You know what? I don’t have any negative emotion towards this person. When I think of them, I think of them rationally; I don’t feel rage or disgust, or even guilt, even though all their words are meant to send me into a guilt-trip and be defensive. However, I would much rather never meet them again, as I don’t think we think on the same frequency or level. It’s not that the differences in our mindsets and lifestyles clash, but my mind repels the bullshit and hypocrisy of their words, false expressions, gestures, actions — such as this person blaming me for my father’s death over and over every time we meet, yet sending me a cake only a couple of days after we met to, from what I surmise, remain in my good books.
Wow. The inconsistency is monumental. This person has had to live, I believe, their whole life in a way where they have had to reassure themselves that they are right over and over, perhaps because they weren’t listened to or supported, and were met with very little approval which they internalized. As I was leaving their house, they told me, yes, it was a long and pointless lecture I heard by them, but that they were sure that by hearing this lecture (I’ve had to bear several times since the death of my father) I too was getting something off my chest. This was repeated over and over because I wasn’t reacting or responding to it. I wanted to disagree, but I also didn’t want to elongate the conversation or my stay in this uncomfortable situation.
I remained cool and graceful — which in this context means, awkwardly silent — which I am proud of. I am incredibly glad that my attitude and emotions have been very stable and generally positive against the tumultuous waves of emotional, anger-charged words that have crashed against my ear drums. They entered my brain and were immediately sliced, diced and dissected. They were assessed as illogical and dismissed. However, I did draw lessons from them too.
This person cannot move away from the past. I believe even they know that and also know that it doesn’t serve them well to dwell on what cannot be changed. I also know that I will not let them stain the peace I’m in the process of developing in me, and the strength I’m drawing from my past experiences caring for my dying father. Yet, he died on my watch unexpectedly. And I blame myself a hundred times a day for all the little moments I could have made better for him. But I don’t blame myself wholly for his death. There were too many factors, too many players, too many things involved: misinformation, fear, awkwardness, secrets, delay, segmentedness… I could go on and on. But let me stop now and call it a night.
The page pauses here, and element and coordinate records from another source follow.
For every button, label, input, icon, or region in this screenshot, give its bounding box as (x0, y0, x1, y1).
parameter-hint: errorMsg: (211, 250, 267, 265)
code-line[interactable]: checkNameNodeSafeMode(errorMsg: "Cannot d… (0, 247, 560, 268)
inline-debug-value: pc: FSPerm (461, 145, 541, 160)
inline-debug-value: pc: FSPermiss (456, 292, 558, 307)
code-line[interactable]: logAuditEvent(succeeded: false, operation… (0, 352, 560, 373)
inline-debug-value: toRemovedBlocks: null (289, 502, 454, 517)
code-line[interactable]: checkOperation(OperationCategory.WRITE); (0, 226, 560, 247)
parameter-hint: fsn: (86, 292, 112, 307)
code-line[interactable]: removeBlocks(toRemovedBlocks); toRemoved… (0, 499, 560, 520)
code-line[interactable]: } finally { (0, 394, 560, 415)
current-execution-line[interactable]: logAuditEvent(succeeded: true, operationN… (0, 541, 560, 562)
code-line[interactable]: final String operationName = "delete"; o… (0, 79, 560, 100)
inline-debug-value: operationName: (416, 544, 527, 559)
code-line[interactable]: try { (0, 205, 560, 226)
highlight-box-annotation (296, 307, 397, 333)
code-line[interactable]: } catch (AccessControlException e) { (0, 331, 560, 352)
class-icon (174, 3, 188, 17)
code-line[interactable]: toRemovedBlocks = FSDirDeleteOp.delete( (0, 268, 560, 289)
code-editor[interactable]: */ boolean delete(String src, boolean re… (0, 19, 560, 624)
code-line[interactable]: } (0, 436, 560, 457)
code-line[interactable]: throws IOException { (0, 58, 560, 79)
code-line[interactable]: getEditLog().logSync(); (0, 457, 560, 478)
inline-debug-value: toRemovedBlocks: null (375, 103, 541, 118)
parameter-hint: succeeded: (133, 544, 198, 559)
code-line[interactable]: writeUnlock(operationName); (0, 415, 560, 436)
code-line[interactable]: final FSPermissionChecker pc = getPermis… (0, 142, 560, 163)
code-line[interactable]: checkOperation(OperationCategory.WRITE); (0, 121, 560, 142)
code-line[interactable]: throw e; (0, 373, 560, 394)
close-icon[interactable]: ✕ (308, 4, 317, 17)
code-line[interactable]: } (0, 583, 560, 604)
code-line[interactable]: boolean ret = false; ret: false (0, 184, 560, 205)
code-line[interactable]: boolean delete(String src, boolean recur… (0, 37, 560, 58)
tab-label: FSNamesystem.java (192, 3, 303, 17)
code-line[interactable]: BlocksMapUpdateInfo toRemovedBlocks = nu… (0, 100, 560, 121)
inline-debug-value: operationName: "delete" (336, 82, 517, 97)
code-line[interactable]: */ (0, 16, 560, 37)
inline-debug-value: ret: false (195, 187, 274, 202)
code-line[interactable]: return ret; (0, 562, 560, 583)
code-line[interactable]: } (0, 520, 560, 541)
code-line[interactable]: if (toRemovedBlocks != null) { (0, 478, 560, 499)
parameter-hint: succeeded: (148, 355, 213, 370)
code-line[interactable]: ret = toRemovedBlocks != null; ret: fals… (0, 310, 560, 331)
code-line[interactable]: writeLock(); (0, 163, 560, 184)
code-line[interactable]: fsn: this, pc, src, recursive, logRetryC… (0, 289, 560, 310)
I shared the cake with some friends as we played cards. It was all right to eat. I can’t say it was the best cake I’ve had. And I’m definitely not a child who can swallow a bit of sweet cream frosting to defecate the reality of my relatives’ hatred for me. I see it as something that is unchangeable, much like my past. I shall continue to visit them out of a sense of duty, for my father lived his live very dutifully. Some of his spirit has taken home in me, so it’s easy now for me to be at peace with doing things that are counter-productive to my mental health, like visiting these relatives. But like my father’s will and conscience, mine is clean and strong too when it comes to these matters. I have rarely internalized other’s blame before and I don’t plan on starting it now. I’ve lived too careful a life to do anything incredibly, unforgivably wrong before and that also applies to how I handled my father’s declining health. Fuck everyone who thinks otherwise. They don’t know the barely formed egg-yolk of a heart I had then, which was incapable of knowing what more to do. I shall not apologize for my ignorance for my emotional knowledge was limited by years of abuse and neglect. I am not apologetic about being a victim. What I’ve learned in hindsight I wish I’d known before and that’s sorrowful enough for my ceramic tea-cup sized heart to now hold. Hopefully it shall grow stronger and bigger. My heart, not the space taken up by my sorrow.
#Day 2 of #100daysofwritingchallenge.